With sales continuing to tumble in North America and profits sliding, Ford is looking to its successful European division for inspiration for its next-generation vehicle fleet. Ford’s current focus is to improve fuel-efficiency throughout its North American lineup and one of the easiest ways to do this will be to bring over economical models from fuel-conscious Europe.

CEO Alan Mulally has confirmed the carmaker’s new product strategy will call for increased globalization of small and medium-sized vehicles from Ford's European operations. The cars will be more expensive than previous Blue Oval compacts sold in the U.S. but by spreading development and investment costs across a global volume prices will be able to stay at a reasonable level, reports Automotive News.

The first of the European designed cars will be the Fiesta compact, however the North American version will be sourced from a plant in Mexico in early 2010. Both a five-door hatchback and sedan are planned, with U.S. volumes expected to top 90,000 units annually.

Under consideration is a new compact MPV based on the Fiesta platform, which could be assembled at Ford's plant in Kentucky and go on sale as early as 2011. However, production plans are still in the early stages and no green light has been given.

Following the Fiesta will be the new globally-engineered Focus. The new car will come in sedan and five-door hatchback bodystyles, and will be built at plants in Michigan and Kentucky.

In late 2011, the next-generation C-Max MPV will likely reach U.S. showrooms. The C-Max will be based on the new Focus and if approved for the U.S. will be manufactured alongside its Focus sibling in Michigan.

Current U.S. models like the Fusion sedan will remain, but will receive a number of major updates to keep them fresh. The Fusion will undergo a styling change for the 2010 model year and will see the introduction of a hybrid version.

The Fusion is currently based on a modified Mazda6 platform, but is expected to move to a new global platform for the 2013 model year. This new designed will also spawn the next-generation Mondeo midsize sedan.

The Taurus will go in for a major update early next year and adapt many of the new features from the recently launched Lincoln MKS. The car will get a much sleeker look but will still be based on the current model’s D3 platform. The Taurus X crossover is expected to be dropped from Ford’s lineup as it will be replaced by the new Flex.

The Crown Victoria and its Mercury Grand Marquis and Lincoln Town Car siblings will likely be dropped after the current model cycle ends, expected to be early next year, and no replacement is planned. Ford is currently reconsidering its RWD strategy but the project is still safe for now.

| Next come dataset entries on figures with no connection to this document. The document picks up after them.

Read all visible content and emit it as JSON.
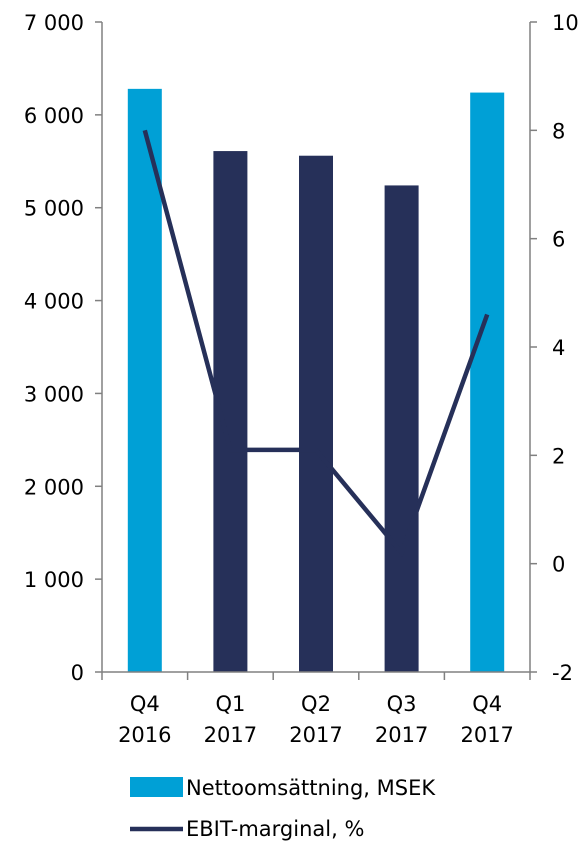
{
  "chart_data": {
    "type": "bar",
    "categories": [
      [
        "Q4",
        "2016"
      ],
      [
        "Q1",
        "2017"
      ],
      [
        "Q2",
        "2017"
      ],
      [
        "Q3",
        "2017"
      ],
      [
        "Q4",
        "2017"
      ]
    ],
    "series": [
      {
        "name": "Nettoomsättning, MSEK",
        "type": "bar",
        "axis": "left",
        "values": [
          6280,
          5610,
          5560,
          5240,
          6240
        ],
        "colors": [
          "#00a0d6",
          "#263059",
          "#263059",
          "#263059",
          "#00a0d6"
        ]
      },
      {
        "name": "EBIT-marginal, %",
        "type": "line",
        "axis": "right",
        "color": "#263059",
        "values": [
          8.0,
          2.1,
          2.1,
          0.2,
          4.6
        ]
      }
    ],
    "y_left": {
      "min": 0,
      "max": 7000,
      "step": 1000,
      "tick_labels": [
        "0",
        "1 000",
        "2 000",
        "3 000",
        "4 000",
        "5 000",
        "6 000",
        "7 000"
      ]
    },
    "y_right": {
      "min": -2,
      "max": 10,
      "step": 2,
      "tick_labels": [
        "-2",
        "0",
        "2",
        "4",
        "6",
        "8",
        "10"
      ]
    },
    "grid": false,
    "legend_position": "bottom"
  }
}
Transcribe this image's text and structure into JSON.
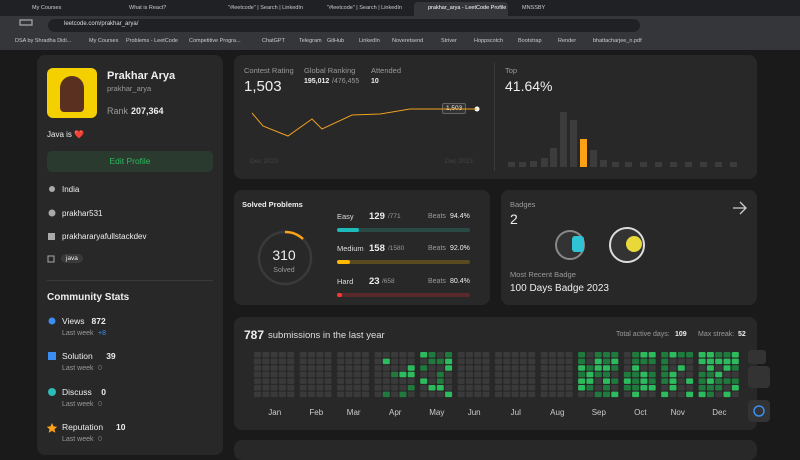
{
  "browser": {
    "tabs": [
      "My Courses",
      "What is React?",
      "\"#leetcode\" | Search | LinkedIn",
      "\"#leetcode\" | Search | LinkedIn",
      "prakhar_arya - LeetCode Profile",
      "MNSSBY"
    ],
    "url": "leetcode.com/prakhar_arya/",
    "bookmarks": [
      "DSA by Shradha Didi...",
      "My Courses",
      "Problems - LeetCode",
      "Competitive Progra...",
      "ChatGPT",
      "Telegram",
      "GitHub",
      "LinkedIn",
      "Noveretsend",
      "Striver",
      "Hoppscotch",
      "Bootstrap",
      "Render",
      "bhattacharjee_n.pdf"
    ]
  },
  "profile": {
    "name": "Prakhar Arya",
    "username": "prakhar_arya",
    "rank_label": "Rank",
    "rank": "207,364",
    "readme": "Java is ❤️",
    "edit_button": "Edit Profile",
    "location": "India",
    "github": "prakhar531",
    "linkedin": "prakhararyafullstackdev",
    "skill": "java"
  },
  "community_stats": {
    "title": "Community Stats",
    "items": [
      {
        "label": "Views",
        "value": "872",
        "last_week_label": "Last week",
        "change": "+8"
      },
      {
        "label": "Solution",
        "value": "39",
        "last_week_label": "Last week",
        "change": "0"
      },
      {
        "label": "Discuss",
        "value": "0",
        "last_week_label": "Last week",
        "change": "0"
      },
      {
        "label": "Reputation",
        "value": "10",
        "last_week_label": "Last week",
        "change": "0"
      }
    ]
  },
  "contest": {
    "rating_label": "Contest Rating",
    "rating": "1,503",
    "ranking_label": "Global Ranking",
    "ranking": "195,012",
    "ranking_total": "/476,455",
    "attended_label": "Attended",
    "attended": "10",
    "x_labels": [
      "Dec 2023",
      "Dec 2023"
    ],
    "top_label": "Top",
    "top": "41.64%"
  },
  "solved": {
    "title": "Solved Problems",
    "total": "310",
    "total_label": "Solved",
    "levels": [
      {
        "name": "Easy",
        "solved": "129",
        "total": "/771",
        "beats_label": "Beats",
        "beats": "94.4%"
      },
      {
        "name": "Medium",
        "solved": "158",
        "total": "/1580",
        "beats_label": "Beats",
        "beats": "92.0%"
      },
      {
        "name": "Hard",
        "solved": "23",
        "total": "/658",
        "beats_label": "Beats",
        "beats": "80.4%"
      }
    ]
  },
  "badges": {
    "title": "Badges",
    "count": "2",
    "recent_label": "Most Recent Badge",
    "recent": "100 Days Badge 2023"
  },
  "submissions": {
    "count": "787",
    "label": "submissions in the last year",
    "active_label": "Total active days:",
    "active": "109",
    "streak_label": "Max streak:",
    "streak": "52",
    "months": [
      "Jan",
      "Feb",
      "Mar",
      "Apr",
      "May",
      "Jun",
      "Jul",
      "Aug",
      "Sep",
      "Oct",
      "Nov",
      "Dec"
    ]
  }
}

One RWD model that won’t be going anywhere is the Mustang, which gets a major overhaul next year including revised styling and a new range of engines. The car is expected to be shown at the Los Angeles Auto Show this November before going on sale early next year.

The next-generation Mustang was meant to be developed on Ford’s new global RWD platform but if the project is dropped the new model will retain its current platform, although it will likely be heavily reworked.

More European models are planned include the next-generation Ford Kuga crossover (current model pictured), which is expected to spawn a U.S. version to be sold as the new Escape SUV. The Escape replacement is expected to be slightly smaller and more fuel efficient than today's model and should arrive in time for the 2012 model year.

Finally, Ford will introduce an extensively restyled Edge crossover in late 2010, which should keep sales going until the new model arrives around 2013.